Pietraszko also portrays acceptance of different types of people and the different choices they make.

For instance, he asserts theology students do not perceive different religions as wrong.

“I love any religious faith that tries to discern who God is. Catholicism does not condemn other religions and a major part of living together is developing a dialogue that pursues one truth not being contradictory to each other,” Pietraszko says.

“I have an uncle that is a Hindu so for me to think he is not going to Heaven is crazy,” Zambon says.

Reverend Michael Bechard, chaplain of the King’s University College adds, “People come to us who are Jewish, Muslim and other different Christian denominations. It is not our job to make people Catholic, but to make people walk in their faith, we celebrate [the] diversity God has provided.”

There are many aspects of Western culture the more devoutly religious come into conflict with.
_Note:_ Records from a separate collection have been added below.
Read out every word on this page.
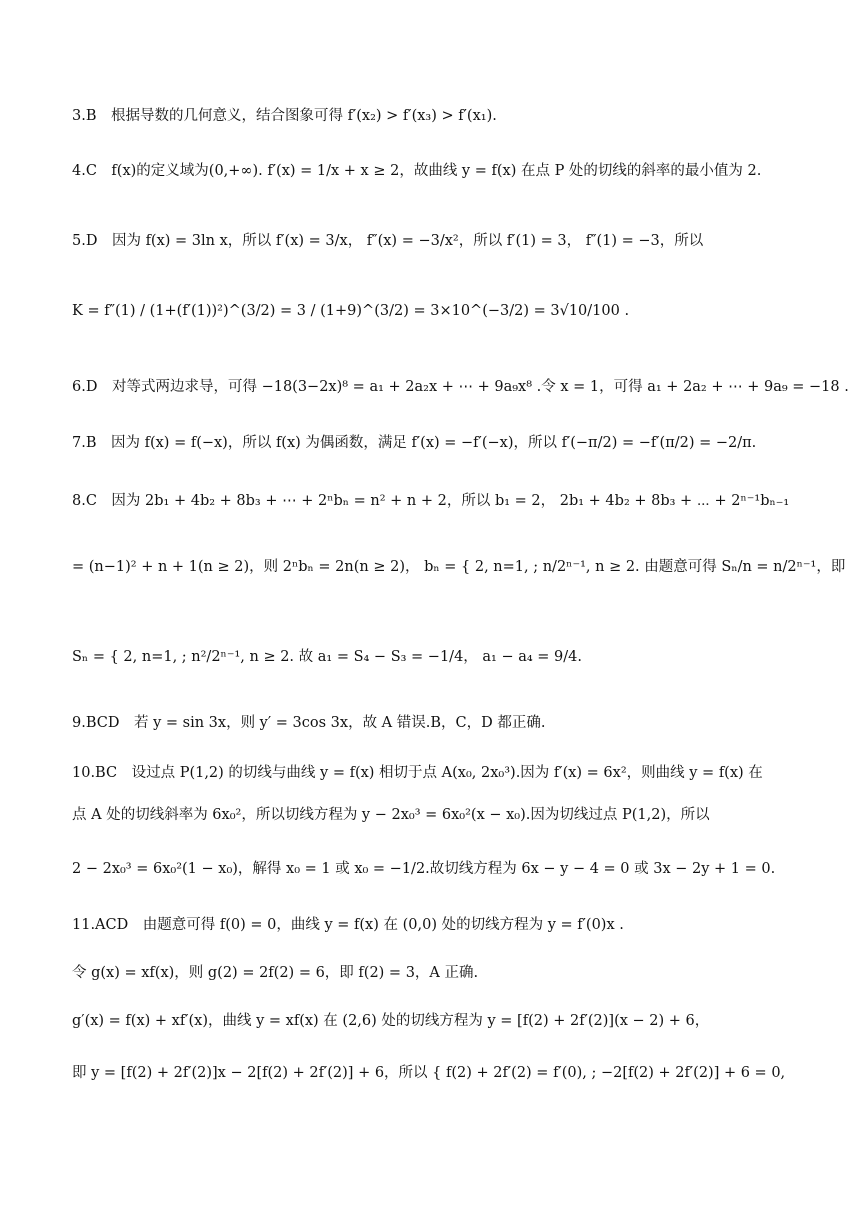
3.B　根据导数的几何意义，结合图象可得 f′(x₂) > f′(x₃) > f′(x₁).
4.C　f(x)的定义域为(0,+∞). f′(x) = 1/x + x ≥ 2，故曲线 y = f(x) 在点 P 处的切线的斜率的最小值为 2.
5.D　因为 f(x) = 3ln x，所以 f′(x) = 3/x， f″(x) = −3/x²，所以 f′(1) = 3， f″(1) = −3，所以
K = f″(1) / (1+(f′(1))²)^(3/2) = 3 / (1+9)^(3/2) = 3×10^(−3/2) = 3√10/100 .
6.D　对等式两边求导，可得 −18(3−2x)⁸ = a₁ + 2a₂x + ⋯ + 9a₉x⁸ .令 x = 1，可得 a₁ + 2a₂ + ⋯ + 9a₉ = −18 .
7.B　因为 f(x) = f(−x)，所以 f(x) 为偶函数，满足 f′(x) = −f′(−x)，所以 f′(−π/2) = −f′(π/2) = −2/π.
8.C　因为 2b₁ + 4b₂ + 8b₃ + ⋯ + 2ⁿbₙ = n² + n + 2，所以 b₁ = 2， 2b₁ + 4b₂ + 8b₃ + ⋯ + 2ⁿ⁻¹bₙ₋₁
= (n−1)² + n + 1(n ≥ 2)，则 2ⁿbₙ = 2n(n ≥ 2)， bₙ = { 2, n=1, ; n/2ⁿ⁻¹, n ≥ 2. 由题意可得 Sₙ/n = n/2ⁿ⁻¹，即
Sₙ = { 2, n=1, ; n²/2ⁿ⁻¹, n ≥ 2. 故 a₁ = S₄ − S₃ = −1/4， a₁ − a₄ = 9/4.
9.BCD　若 y = sin 3x，则 y′ = 3cos 3x，故 A 错误.B，C，D 都正确.
10.BC　设过点 P(1,2) 的切线与曲线 y = f(x) 相切于点 A(x₀, 2x₀³).因为 f′(x) = 6x²，则曲线 y = f(x) 在
点 A 处的切线斜率为 6x₀²，所以切线方程为 y − 2x₀³ = 6x₀²(x − x₀).因为切线过点 P(1,2)，所以
2 − 2x₀³ = 6x₀²(1 − x₀)，解得 x₀ = 1 或 x₀ = −1/2.故切线方程为 6x − y − 4 = 0 或 3x − 2y + 1 = 0.
11.ACD　由题意可得 f(0) = 0，曲线 y = f(x) 在 (0,0) 处的切线方程为 y = f′(0)x .
令 g(x) = xf(x)，则 g(2) = 2f(2) = 6，即 f(2) = 3，A 正确.
g′(x) = f(x) + xf′(x)，曲线 y = xf(x) 在 (2,6) 处的切线方程为 y = [f(2) + 2f′(2)](x − 2) + 6，
即 y = [f(2) + 2f′(2)]x − 2[f(2) + 2f′(2)] + 6，所以 { f(2) + 2f′(2) = f′(0), ; −2[f(2) + 2f′(2)] + 6 = 0,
“I see the sincere struggle that is going on when they feel as though they do not fit in anymore because they found out something about themselves or something that has occurred in their life and they feel the pain of separation from their religion,” Sister Susan Glabb, counselor and spiritual director for the King’s campus community, says. “It is very hard to see a student so young feel that way.”

“I think people our age are looking for happiness and want to find fulfillment. There are all these things society tells them will make them happy, but some people say ‘hey, that’s not doing it for me,’” Zambon says.